Now, an HSA isn't automatically an option for everyone. There are criteria your health insurance plan must meet for you to qualify. 

For example, to qualify for an HSA this year, your health insurance plan must have a minimum deductible of $1,500 or more for self-only coverage, and $3,000 or more for family coverage. Your plan's out-of-pocket maximum also cannot exceed $7,500 if you have self-only coverage, or $15,000 for family coverage. (Do note that these requirements commonly change from year to year.)

But saving in an HSA for medical costs makes a lot of sense because you get a tax break on the money that goes in. If you put $2,000 into an HSA this year, that's $2,000 of income the IRS won't tax you on.

Plus, HSAs, unlike flexible spending accounts, allow you to invest money you don't need immediately for medical bills to grow your balance into a larger sum. Investment gains in your HSA are tax-free, as are withdrawals when taken to pay for medical expenses.

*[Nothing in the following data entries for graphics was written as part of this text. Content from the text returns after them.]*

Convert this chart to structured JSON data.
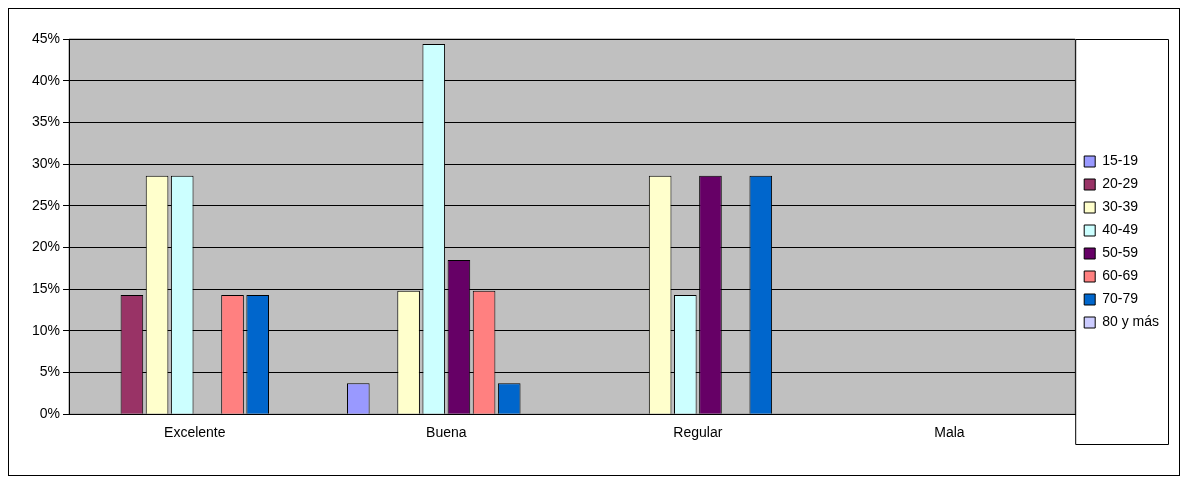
{
  "chart_data": {
    "type": "bar",
    "categories": [
      "Excelente",
      "Buena",
      "Regular",
      "Mala"
    ],
    "series": [
      {
        "name": "15-19",
        "color": "#9999ff",
        "values": [
          0,
          3.7,
          0,
          0
        ]
      },
      {
        "name": "20-29",
        "color": "#993366",
        "values": [
          14.3,
          0,
          0,
          0
        ]
      },
      {
        "name": "30-39",
        "color": "#ffffcc",
        "values": [
          28.6,
          14.8,
          28.6,
          0
        ]
      },
      {
        "name": "40-49",
        "color": "#ccffff",
        "values": [
          28.6,
          44.4,
          14.3,
          0
        ]
      },
      {
        "name": "50-59",
        "color": "#660066",
        "values": [
          0,
          18.5,
          28.6,
          0
        ]
      },
      {
        "name": "60-69",
        "color": "#ff8080",
        "values": [
          14.3,
          14.8,
          0,
          0
        ]
      },
      {
        "name": "70-79",
        "color": "#0066cc",
        "values": [
          14.3,
          3.7,
          28.6,
          0
        ]
      },
      {
        "name": "80 y más",
        "color": "#ccccff",
        "values": [
          0,
          0,
          0,
          0
        ]
      }
    ],
    "ylim": [
      0,
      45
    ],
    "yticks": [
      {
        "value": 0,
        "label": "0%"
      },
      {
        "value": 5,
        "label": "5%"
      },
      {
        "value": 10,
        "label": "10%"
      },
      {
        "value": 15,
        "label": "15%"
      },
      {
        "value": 20,
        "label": "20%"
      },
      {
        "value": 25,
        "label": "25%"
      },
      {
        "value": 30,
        "label": "30%"
      },
      {
        "value": 35,
        "label": "35%"
      },
      {
        "value": 40,
        "label": "40%"
      },
      {
        "value": 45,
        "label": "45%"
      }
    ],
    "grid": "y",
    "legend": "right"
  }
}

But if you raid your HSA for non-medical purposes, you should know that a huge penalty might apply. Whether you're penalized or not, however, will depend on your age.

When you're under 65

If you take an HSA withdrawal for non-medical reasons and you're not yet 65, you'll be taxed on the money you remove from your account. You'll also face a 20% penalty on the sum you remove. Ouch. That's double the penalty for taking an early IRA or 401(k) plan withdrawal.

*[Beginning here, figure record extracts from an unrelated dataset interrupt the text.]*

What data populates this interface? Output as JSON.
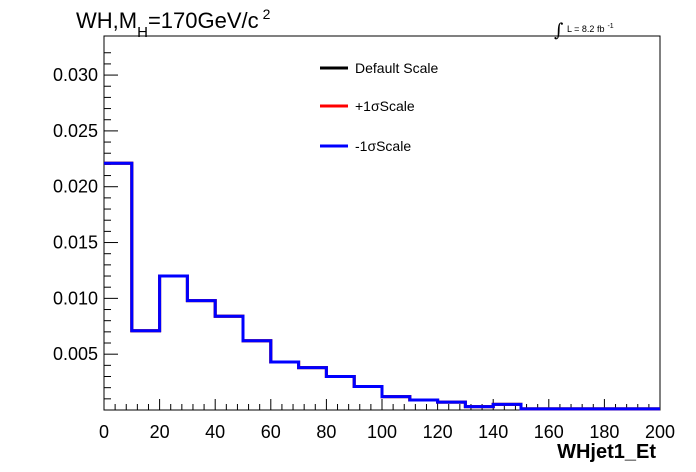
{
  "chart_data": {
    "type": "line",
    "title_parts": {
      "a": "WH,M",
      "sub": "H",
      "b": "=170GeV/c",
      "sup": "2"
    },
    "lumi": {
      "integral": "∫",
      "text": "L = 8.2 fb",
      "sup": "-1"
    },
    "xlabel": "WHjet1_Et",
    "ylabel": "",
    "xlim": [
      0,
      200
    ],
    "ylim": [
      0,
      0.0335
    ],
    "x_ticks": [
      "0",
      "20",
      "40",
      "60",
      "80",
      "100",
      "120",
      "140",
      "160",
      "180",
      "200"
    ],
    "y_ticks": [
      "0.005",
      "0.010",
      "0.015",
      "0.020",
      "0.025",
      "0.030"
    ],
    "bin_edges": [
      0,
      10,
      20,
      30,
      40,
      50,
      60,
      70,
      80,
      90,
      100,
      110,
      120,
      130,
      140,
      150,
      160,
      170,
      180,
      190,
      200
    ],
    "series": [
      {
        "name": "Default Scale",
        "color": "#000000",
        "values": [
          0.0221,
          0.0071,
          0.012,
          0.0098,
          0.0084,
          0.0062,
          0.0043,
          0.0038,
          0.003,
          0.0021,
          0.0012,
          0.0009,
          0.0007,
          0.0003,
          0.0005,
          0.0001,
          0.0001,
          0.0001,
          0.0001,
          0.0001
        ]
      },
      {
        "name": "+1σScale",
        "color": "#ff0000",
        "values": [
          0.0221,
          0.0071,
          0.012,
          0.0098,
          0.0084,
          0.0062,
          0.0043,
          0.0038,
          0.003,
          0.0021,
          0.0012,
          0.0009,
          0.0007,
          0.0003,
          0.0005,
          0.0001,
          0.0001,
          0.0001,
          0.0001,
          0.0001
        ]
      },
      {
        "name": "-1σScale",
        "color": "#0000ff",
        "values": [
          0.0221,
          0.0071,
          0.012,
          0.0098,
          0.0084,
          0.0062,
          0.0043,
          0.0038,
          0.003,
          0.0021,
          0.0012,
          0.0009,
          0.0007,
          0.0003,
          0.0005,
          0.0001,
          0.0001,
          0.0001,
          0.0001,
          0.0001
        ]
      }
    ],
    "legend_position": "top-right",
    "grid": false
  }
}
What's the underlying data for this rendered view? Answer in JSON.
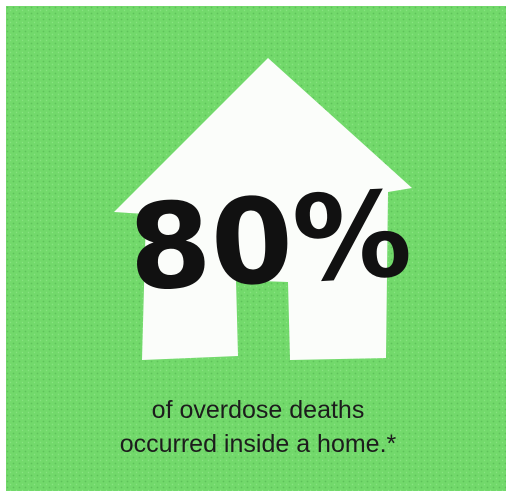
{
  "stat": "80%",
  "caption": [
    "of overdose deaths",
    "occurred inside a home.*"
  ]
}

So, let's say you remove $1,000 from your HSA at age 35 to cover a home repair rather than pay for a medical bill. You'll be taxed on that sum at whatever tax rate applies to you (that will hinge on your income), and you'll also lose $200 off the bat in the form of a penalty.

When you're 65 or older

Once you turn 65, HSAs become a lot more flexible. At that point, you can take an HSA withdrawal for any reason without being penalized. However, you will be taxed on non-medical HSA withdrawals. 

It's for this reason that some people will tell you that an HSA can technically double as a retirement savings plan. Once you turn 65, it basically works the same as a traditional IRA or 401(k).

Raid your HSA carefully

The whole purpose of funding an HSA is to have money available for medical bills as they arise. So it's not a good idea to take an HSA withdrawal for a non-medical reason.

If you want to make sure you have money to tap in a pinch, such as to cover a home or vehicle repair, build yourself a solid emergency fund and keep that money in the bank, where it won't be restricted. But do your best to avoid non-medical HSA withdrawals, so you don't get hit with costly penalties or taxed on that money needlessly.